Politics

Trump White House counsel Pat Cipollone subpoenaed by House Jan. 6 committee

The House committee investigating the Jan. 6 attack on the U.S. Capitol announced Wednesday that it has subpoenaed former White House counsel Pat Cipollone. The news comes a day after Cassidy Hutchinson, an aide to former White House chief of staff Mark Meadows, testified before the committee that Cipollone expressed concerns about former President Donald Trump’s desire to go to the Capitol on Jan. 6, 2021, and about the language Trump wanted to use in his speech at the Ellipse that day. 

“The Select Committee’s investigation has revealed evidence that Mr. Cipollone repeatedly raised legal and other concerns about President Trump’s activities on January 6th and in the days that preceded,” committee chairman Bennie Thompson and vice chair Liz Cheney said in a statement announcing the subpoena. “While the Select Committee appreciates Mr. Cipollone’s earlier informal engagement with our investigation, the committee needs to hear from him on the record, as other former White House counsels have done in other congressional investigations.” 

“Any concerns Mr. Cipollone has about the institutional prerogatives of the office he previously held are clearly outweighed by the need for his testimony,” the statement added. 

Hutchinson discussed Cipollone multiple times during her testimony Tuesday, perhaps most notably when she told lawmakers that he pushed back on Trump’s desire to go to the Capitol on January 6.

“On January 3rd, Mr. Cipollone had approached me knowing that Mark [Meadows] had raised the prospect of going up to the Capitol on January 6th,” she said. “Mr. Cipollone and I had a brief private conversation where he said to me, ‘We need to make sure that this doesn’t happen. This would be a legally a terrible idea for us. We’re — we have serious legal concerns if we go up to the Capitol that day.'”

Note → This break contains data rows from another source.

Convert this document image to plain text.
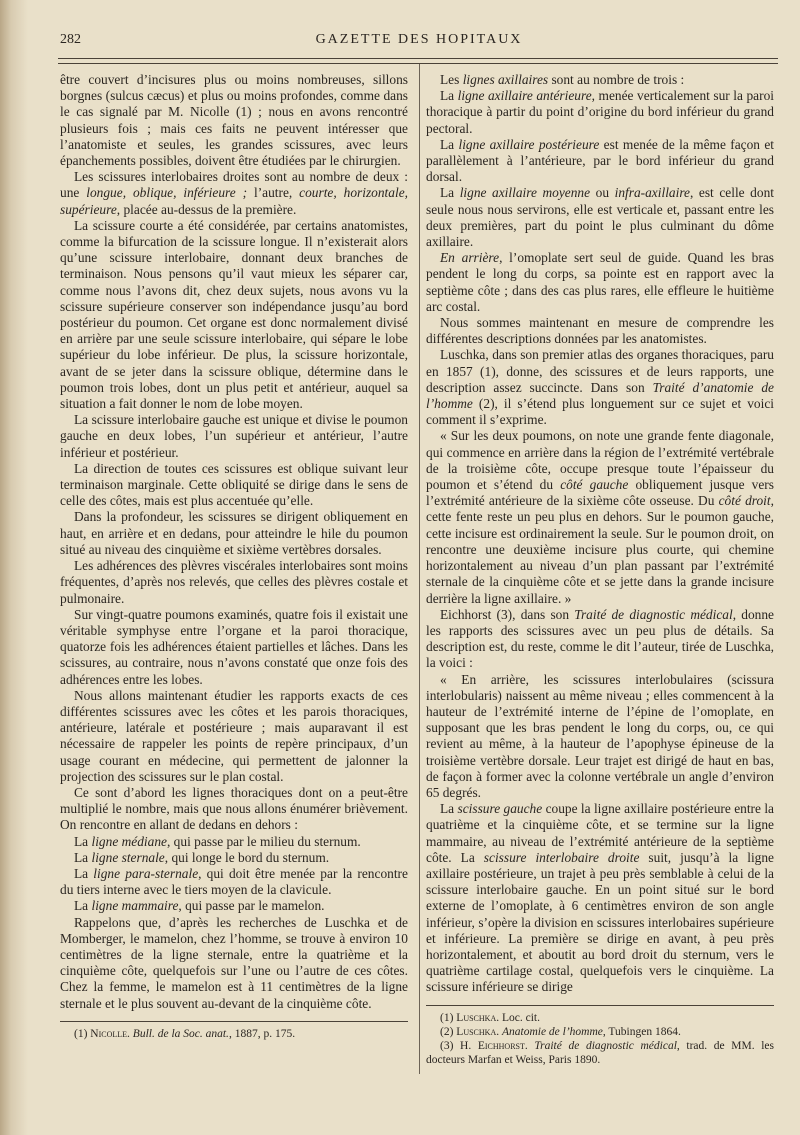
282	GAZETTE DES HOPITAUX

être couvert d’incisures plus ou moins nombreuses, sillons borgnes (sulcus cæcus) et plus ou moins profondes, comme dans le cas signalé par M. Nicolle (1) ; nous en avons rencontré plusieurs fois ; mais ces faits ne peuvent intéresser que l’anatomiste et seules, les grandes scissures, avec leurs épanchements possibles, doivent être étudiées par le chirurgien.

Les scissures interlobaires droites sont au nombre de deux : une longue, oblique, inférieure ; l’autre, courte, horizontale, supérieure, placée au-dessus de la première.

La scissure courte a été considérée, par certains anatomistes, comme la bifurcation de la scissure longue. Il n’existerait alors qu’une scissure interlobaire, donnant deux branches de terminaison. Nous pensons qu’il vaut mieux les séparer car, comme nous l’avons dit, chez deux sujets, nous avons vu la scissure supérieure conserver son indépendance jusqu’au bord postérieur du poumon. Cet organe est donc normalement divisé en arrière par une seule scissure interlobaire, qui sépare le lobe supérieur du lobe inférieur. De plus, la scissure horizontale, avant de se jeter dans la scissure oblique, détermine dans le poumon trois lobes, dont un plus petit et antérieur, auquel sa situation a fait donner le nom de lobe moyen.

La scissure interlobaire gauche est unique et divise le poumon gauche en deux lobes, l’un supérieur et antérieur, l’autre inférieur et postérieur.

La direction de toutes ces scissures est oblique suivant leur terminaison marginale. Cette obliquité se dirige dans le sens de celle des côtes, mais est plus accentuée qu’elle.

Dans la profondeur, les scissures se dirigent obliquement en haut, en arrière et en dedans, pour atteindre le hile du poumon situé au niveau des cinquième et sixième vertèbres dorsales.

Les adhérences des plèvres viscérales interlobaires sont moins fréquentes, d’après nos relevés, que celles des plèvres costale et pulmonaire.

Sur vingt-quatre poumons examinés, quatre fois il existait une véritable symphyse entre l’organe et la paroi thoracique, quatorze fois les adhérences étaient partielles et lâches. Dans les scissures, au contraire, nous n’avons constaté que onze fois des adhérences entre les lobes.

Nous allons maintenant étudier les rapports exacts de ces différentes scissures avec les côtes et les parois thoraciques, antérieure, latérale et postérieure ; mais auparavant il est nécessaire de rappeler les points de repère principaux, d’un usage courant en médecine, qui permettent de jalonner la projection des scissures sur le plan costal.

Ce sont d’abord les lignes thoraciques dont on a peut-être multiplié le nombre, mais que nous allons énumérer brièvement. On rencontre en allant de dedans en dehors :

La ligne médiane, qui passe par le milieu du sternum.

La ligne sternale, qui longe le bord du sternum.

La ligne para-sternale, qui doit être menée par la rencontre du tiers interne avec le tiers moyen de la clavicule.

La ligne mammaire, qui passe par le mamelon.

Rappelons que, d’après les recherches de Luschka et de Momberger, le mamelon, chez l’homme, se trouve à environ 10 centimètres de la ligne sternale, entre la quatrième et la cinquième côte, quelquefois sur l’une ou l’autre de ces côtes. Chez la femme, le mamelon est à 11 centimètres de la ligne sternale et le plus souvent au-devant de la cinquième côte.

(1) Nicolle. Bull. de la Soc. anat., 1887, p. 175.

Les lignes axillaires sont au nombre de trois :

La ligne axillaire antérieure, menée verticalement sur la paroi thoracique à partir du point d’origine du bord inférieur du grand pectoral.

La ligne axillaire postérieure est menée de la même façon et parallèlement à l’antérieure, par le bord inférieur du grand dorsal.

La ligne axillaire moyenne ou infra-axillaire, est celle dont seule nous nous servirons, elle est verticale et, passant entre les deux premières, part du point le plus culminant du dôme axillaire.

En arrière, l’omoplate sert seul de guide. Quand les bras pendent le long du corps, sa pointe est en rapport avec la septième côte ; dans des cas plus rares, elle effleure le huitième arc costal.

Nous sommes maintenant en mesure de comprendre les différentes descriptions données par les anatomistes.

Luschka, dans son premier atlas des organes thoraciques, paru en 1857 (1), donne, des scissures et de leurs rapports, une description assez succincte. Dans son Traité d’anatomie de l’homme (2), il s’étend plus longuement sur ce sujet et voici comment il s’exprime.

« Sur les deux poumons, on note une grande fente diagonale, qui commence en arrière dans la région de l’extrémité vertébrale de la troisième côte, occupe presque toute l’épaisseur du poumon et s’étend du côté gauche obliquement jusque vers l’extrémité antérieure de la sixième côte osseuse. Du côté droit, cette fente reste un peu plus en dehors. Sur le poumon gauche, cette incisure est ordinairement la seule. Sur le poumon droit, on rencontre une deuxième incisure plus courte, qui chemine horizontalement au niveau d’un plan passant par l’extrémité sternale de la cinquième côte et se jette dans la grande incisure derrière la ligne axillaire. »

Eichhorst (3), dans son Traité de diagnostic médical, donne les rapports des scissures avec un peu plus de détails. Sa description est, du reste, comme le dit l’auteur, tirée de Luschka, la voici :

« En arrière, les scissures interlobulaires (scissura interlobularis) naissent au même niveau ; elles commencent à la hauteur de l’extrémité interne de l’épine de l’omoplate, en supposant que les bras pendent le long du corps, ou, ce qui revient au même, à la hauteur de l’apophyse épineuse de la troisième vertèbre dorsale. Leur trajet est dirigé de haut en bas, de façon à former avec la colonne vertébrale un angle d’environ 65 degrés.

La scissure gauche coupe la ligne axillaire postérieure entre la quatrième et la cinquième côte, et se termine sur la ligne mammaire, au niveau de l’extrémité antérieure de la septième côte. La scissure interlobaire droite suit, jusqu’à la ligne axillaire postérieure, un trajet à peu près semblable à celui de la scissure interlobaire gauche. En un point situé sur le bord externe de l’omoplate, à 6 centimètres environ de son angle inférieur, s’opère la division en scissures interlobaires supérieure et inférieure. La première se dirige en avant, à peu près horizontalement, et aboutit au bord droit du sternum, vers le quatrième cartilage costal, quelquefois vers le cinquième. La scissure inférieure se dirige

(1) Luschka. Loc. cit.

(2) Luschka. Anatomie de l’homme, Tubingen 1864.

(3) H. Eichhorst. Traité de diagnostic médical, trad. de MM. les docteurs Marfan et Weiss, Paris 1890.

She said she and Cipollone had a similar conversation the morning of January 6, before the rally at the Ellipse.

“We’re going to get charged with every crime imaginable if we make that movement happen,” Hutchinson recalled Cipollone saying.

She said Cipollone was particularly concerned about “potentially obstructing justice or defrauding the electoral count,” in the days leading up to January 6. In previously recorded testimony played at the hearing, she said that he was also concerned that it would look like they were inciting a riot.   

Hutchinson also testified that she was aware of concerns from Cipollone and others about language Trump had proposed for his speech at the Ellipse, telling the committee, “There were many discussions the morning of the 6th about the rhetoric of the speech that day.” 

Hutchinson said that language was something to the effect of “Fight for Trump. We’re going to march to the Capitol,” adding that Trump also wanted to include things “about the vice president at the time, too.” 

She also recalled Cipollone “barreling” down the hallway at approximately 2 p.m. on January 6 to try to get Meadows to talk to Trump. She said Cipollone told Meadows that the rioters had gotten to the Capitol and they needed to see Trump immediately — but said Meadows responded, “He doesn’t want to do anything, Pat.”

Cipollone then said something to the effect of, “Mark something needs to be done or people are going to die, and the blood’s going to be on your effing hands. This is getting out of control,” Hutchinson testified.    

She also told the committee that Cipollone was part of a group of people who convinced Trump to speak on January 7, but noted in previously recorded testimony that he tried to discourage the president from saying anything about a pardon. 

John Wood, who was the investigative lawyer for the Jan. 6 committee before he resigned last week, told CBS News on Wednesday that subpoenaing Cipollone was a “necessary step” because it’s “really important” for the committee to speak with him.

The former White House counsel’s name has come up repeatedly during the Jan. 6 hearings, mentioned by witnesses as a White House figure who attempted to stop the president and his allies from taking illegal and destructive actions related to the post-election period.

At the end of the fourth hearing, the committee’s vice chair, Rep. Liz Cheney, called on Cipollone to testify voluntarily, noting his rare vantage point into Trump’s actions after the election.

“Our committee is certain that Donald Trump does not want Mr. Cipollone to testify here,” she said. “Indeed, our evidence shows that Mr. Cipollone and his office tried to do what was right. They tried to stop a number of President Trump’s plans for Jan. 6.”

“We think the American people deserve to hear from Mr. Cipollone personally,” she said. “He should appear before this committee, and we are working to secure his testimony.” 

More than once, the committee has played a clip addressing Cipollone’s threats to resign after the election over plans to try to keep Trump in office. In the videotaped testimony, Trump’s son-in-law Jared Kushner says that he took Cipollone’s threats to resign in the weeks leading up to January 6 to be “whining.” 

Caroline Linton and Ellen Uchimiya contributed reporting.